Some individuals can spend years going to the gym without gaining much muscle mass. With the time that is being invested in working out, you should expect more. If you are looking for real results and increased muscle mass, follow these simple rules.
Increase Caloric Intake
One of the most common reasons that individuals don’t see maximum muscle mass increases is that they aren’t eating an optimal number of calories. To gain mass you need to consume more calories than you burn. Adding oils to your food can give a quick calorie boost.
Eat Nutrient Dense Foods
Eating junk foods or fast food may increase your overall mass, but it won’t be the type of mass you are hoping to achieve. When gaining muscle mass, as opposed to fat, whole foods, such as steak and potatoes, will give quality mass instead of packing on pounds of fat. Extra calories don’t have to be from foods that are bad for you!

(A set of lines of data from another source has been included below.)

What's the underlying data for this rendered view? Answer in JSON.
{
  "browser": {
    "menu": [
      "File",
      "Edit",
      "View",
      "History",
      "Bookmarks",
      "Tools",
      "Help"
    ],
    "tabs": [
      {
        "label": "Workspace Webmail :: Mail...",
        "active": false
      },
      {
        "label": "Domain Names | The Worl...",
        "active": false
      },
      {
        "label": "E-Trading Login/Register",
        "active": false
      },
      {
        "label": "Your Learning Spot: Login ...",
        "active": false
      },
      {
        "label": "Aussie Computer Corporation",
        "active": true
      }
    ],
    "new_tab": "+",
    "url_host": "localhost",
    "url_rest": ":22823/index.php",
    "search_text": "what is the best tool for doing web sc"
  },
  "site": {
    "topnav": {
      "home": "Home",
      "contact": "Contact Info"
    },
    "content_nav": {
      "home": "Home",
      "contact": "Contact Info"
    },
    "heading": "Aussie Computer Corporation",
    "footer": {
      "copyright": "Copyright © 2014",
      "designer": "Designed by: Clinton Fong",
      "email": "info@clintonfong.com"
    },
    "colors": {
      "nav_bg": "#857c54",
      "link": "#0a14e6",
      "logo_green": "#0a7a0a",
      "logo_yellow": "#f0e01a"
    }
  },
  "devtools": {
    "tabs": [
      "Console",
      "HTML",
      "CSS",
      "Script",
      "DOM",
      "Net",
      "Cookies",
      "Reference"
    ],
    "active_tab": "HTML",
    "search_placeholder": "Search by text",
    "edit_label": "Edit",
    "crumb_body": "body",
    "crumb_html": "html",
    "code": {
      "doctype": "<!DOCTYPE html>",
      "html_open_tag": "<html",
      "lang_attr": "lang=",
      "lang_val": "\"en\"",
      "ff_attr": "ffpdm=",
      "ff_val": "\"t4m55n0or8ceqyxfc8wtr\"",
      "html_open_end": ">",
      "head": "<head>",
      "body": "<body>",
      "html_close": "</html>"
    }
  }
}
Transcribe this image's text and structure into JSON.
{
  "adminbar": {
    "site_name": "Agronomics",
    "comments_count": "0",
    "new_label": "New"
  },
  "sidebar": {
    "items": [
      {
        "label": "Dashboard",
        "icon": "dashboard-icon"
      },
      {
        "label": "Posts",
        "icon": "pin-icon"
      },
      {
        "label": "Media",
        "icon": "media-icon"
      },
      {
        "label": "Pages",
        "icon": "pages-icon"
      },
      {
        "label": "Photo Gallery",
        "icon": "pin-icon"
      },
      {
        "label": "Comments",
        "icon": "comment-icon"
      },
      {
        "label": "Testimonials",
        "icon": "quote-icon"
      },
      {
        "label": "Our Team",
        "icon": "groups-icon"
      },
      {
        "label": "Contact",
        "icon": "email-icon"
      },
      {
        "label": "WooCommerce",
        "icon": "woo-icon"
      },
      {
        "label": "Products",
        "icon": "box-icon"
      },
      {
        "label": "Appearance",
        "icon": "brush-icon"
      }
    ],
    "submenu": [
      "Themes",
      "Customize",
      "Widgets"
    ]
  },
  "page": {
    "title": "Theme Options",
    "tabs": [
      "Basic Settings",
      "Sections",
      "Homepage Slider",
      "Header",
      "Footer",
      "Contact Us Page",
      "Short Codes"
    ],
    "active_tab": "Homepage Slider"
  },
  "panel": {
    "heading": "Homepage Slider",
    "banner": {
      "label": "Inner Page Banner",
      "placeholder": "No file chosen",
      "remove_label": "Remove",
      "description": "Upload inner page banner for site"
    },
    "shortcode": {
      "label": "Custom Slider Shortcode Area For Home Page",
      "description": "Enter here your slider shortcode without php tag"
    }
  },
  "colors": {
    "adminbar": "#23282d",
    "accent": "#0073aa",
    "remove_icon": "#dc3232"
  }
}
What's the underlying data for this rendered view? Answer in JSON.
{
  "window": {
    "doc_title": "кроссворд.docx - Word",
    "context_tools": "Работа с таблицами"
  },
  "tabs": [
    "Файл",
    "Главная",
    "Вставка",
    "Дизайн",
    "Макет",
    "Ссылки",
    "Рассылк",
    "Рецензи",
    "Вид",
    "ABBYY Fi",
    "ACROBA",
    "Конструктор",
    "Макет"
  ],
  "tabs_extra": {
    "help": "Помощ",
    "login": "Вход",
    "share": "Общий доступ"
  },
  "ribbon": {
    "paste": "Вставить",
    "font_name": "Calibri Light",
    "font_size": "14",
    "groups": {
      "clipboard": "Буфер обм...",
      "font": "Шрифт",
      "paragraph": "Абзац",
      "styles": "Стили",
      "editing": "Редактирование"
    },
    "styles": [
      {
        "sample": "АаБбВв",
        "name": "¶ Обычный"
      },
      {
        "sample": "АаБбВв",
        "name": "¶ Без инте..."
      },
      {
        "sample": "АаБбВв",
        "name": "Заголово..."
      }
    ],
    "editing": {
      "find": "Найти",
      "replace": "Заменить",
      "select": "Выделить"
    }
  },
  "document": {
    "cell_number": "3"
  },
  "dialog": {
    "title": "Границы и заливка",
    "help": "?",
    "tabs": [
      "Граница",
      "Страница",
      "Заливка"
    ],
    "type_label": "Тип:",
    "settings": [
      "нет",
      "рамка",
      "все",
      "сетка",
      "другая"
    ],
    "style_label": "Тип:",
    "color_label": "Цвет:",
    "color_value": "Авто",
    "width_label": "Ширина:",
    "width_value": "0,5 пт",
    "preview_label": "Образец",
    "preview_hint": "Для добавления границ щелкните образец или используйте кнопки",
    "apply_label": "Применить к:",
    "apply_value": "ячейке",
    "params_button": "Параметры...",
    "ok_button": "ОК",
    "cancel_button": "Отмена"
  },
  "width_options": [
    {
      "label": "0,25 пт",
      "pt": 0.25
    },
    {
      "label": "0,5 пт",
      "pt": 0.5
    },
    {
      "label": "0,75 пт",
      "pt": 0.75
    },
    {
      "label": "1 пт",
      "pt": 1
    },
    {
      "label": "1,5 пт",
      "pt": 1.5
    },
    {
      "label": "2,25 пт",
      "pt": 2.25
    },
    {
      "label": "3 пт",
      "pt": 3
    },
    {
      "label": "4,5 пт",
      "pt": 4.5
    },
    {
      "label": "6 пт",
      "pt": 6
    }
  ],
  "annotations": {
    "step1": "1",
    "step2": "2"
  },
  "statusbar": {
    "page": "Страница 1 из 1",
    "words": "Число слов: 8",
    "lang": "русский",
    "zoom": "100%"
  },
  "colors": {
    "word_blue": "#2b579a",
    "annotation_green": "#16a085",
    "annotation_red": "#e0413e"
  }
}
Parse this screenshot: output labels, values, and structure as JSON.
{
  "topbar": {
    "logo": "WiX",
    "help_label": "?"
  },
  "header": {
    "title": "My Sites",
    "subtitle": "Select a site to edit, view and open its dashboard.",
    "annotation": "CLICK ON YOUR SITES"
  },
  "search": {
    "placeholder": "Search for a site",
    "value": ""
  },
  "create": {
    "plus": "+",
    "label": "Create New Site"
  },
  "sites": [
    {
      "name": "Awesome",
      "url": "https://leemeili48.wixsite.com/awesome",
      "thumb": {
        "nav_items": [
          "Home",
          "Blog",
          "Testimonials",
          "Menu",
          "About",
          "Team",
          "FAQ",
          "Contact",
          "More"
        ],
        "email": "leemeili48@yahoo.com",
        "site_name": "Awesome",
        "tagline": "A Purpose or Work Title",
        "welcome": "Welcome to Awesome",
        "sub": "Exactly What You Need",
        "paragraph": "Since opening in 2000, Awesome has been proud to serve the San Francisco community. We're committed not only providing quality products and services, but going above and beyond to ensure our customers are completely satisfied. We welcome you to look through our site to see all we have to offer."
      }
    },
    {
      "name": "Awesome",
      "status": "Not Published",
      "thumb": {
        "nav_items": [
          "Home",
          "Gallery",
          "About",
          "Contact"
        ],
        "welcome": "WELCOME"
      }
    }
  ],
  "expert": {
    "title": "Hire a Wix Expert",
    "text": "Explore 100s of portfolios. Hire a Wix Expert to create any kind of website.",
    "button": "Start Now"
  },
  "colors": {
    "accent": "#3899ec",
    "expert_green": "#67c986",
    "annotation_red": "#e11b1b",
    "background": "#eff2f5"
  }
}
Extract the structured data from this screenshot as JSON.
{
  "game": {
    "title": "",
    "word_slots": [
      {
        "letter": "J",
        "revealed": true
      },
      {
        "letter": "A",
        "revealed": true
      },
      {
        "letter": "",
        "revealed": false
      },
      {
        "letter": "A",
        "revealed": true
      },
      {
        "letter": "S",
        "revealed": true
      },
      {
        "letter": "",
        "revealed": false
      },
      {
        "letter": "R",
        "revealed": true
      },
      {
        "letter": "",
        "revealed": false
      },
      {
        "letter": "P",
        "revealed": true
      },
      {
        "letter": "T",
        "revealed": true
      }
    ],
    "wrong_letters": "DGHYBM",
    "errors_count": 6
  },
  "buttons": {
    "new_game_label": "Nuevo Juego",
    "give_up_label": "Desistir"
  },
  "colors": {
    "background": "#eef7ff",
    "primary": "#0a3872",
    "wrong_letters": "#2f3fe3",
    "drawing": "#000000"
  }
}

Focus On Compound Exercises
When attempting to gain mass, focusing on exercises that will affect the greatest number of muscles is key. Focus on staple lifts such as deadlifts, press lifts, rows and squats. Any exercises to boost vanity muscles can then be included.
Go Big or Go Home
Lifting heavier weights under a modified diet is the easiest way to build muscle mass. Since the overall goal is to achieve more strength with more muscle mass, continually pushing the upper level of your weights will vastly improve physical strength and muscle appearance. Make sure you properly warm up prior to adding more weight!
Maintain Sleep Schedule
During sleep, the body releases natural growth hormones to help promote muscle growth and recovery. When sleep levels aren’t met, the body will release cortisol. Some research has shown that when sleep goals aren’t met, the body will shed muscle.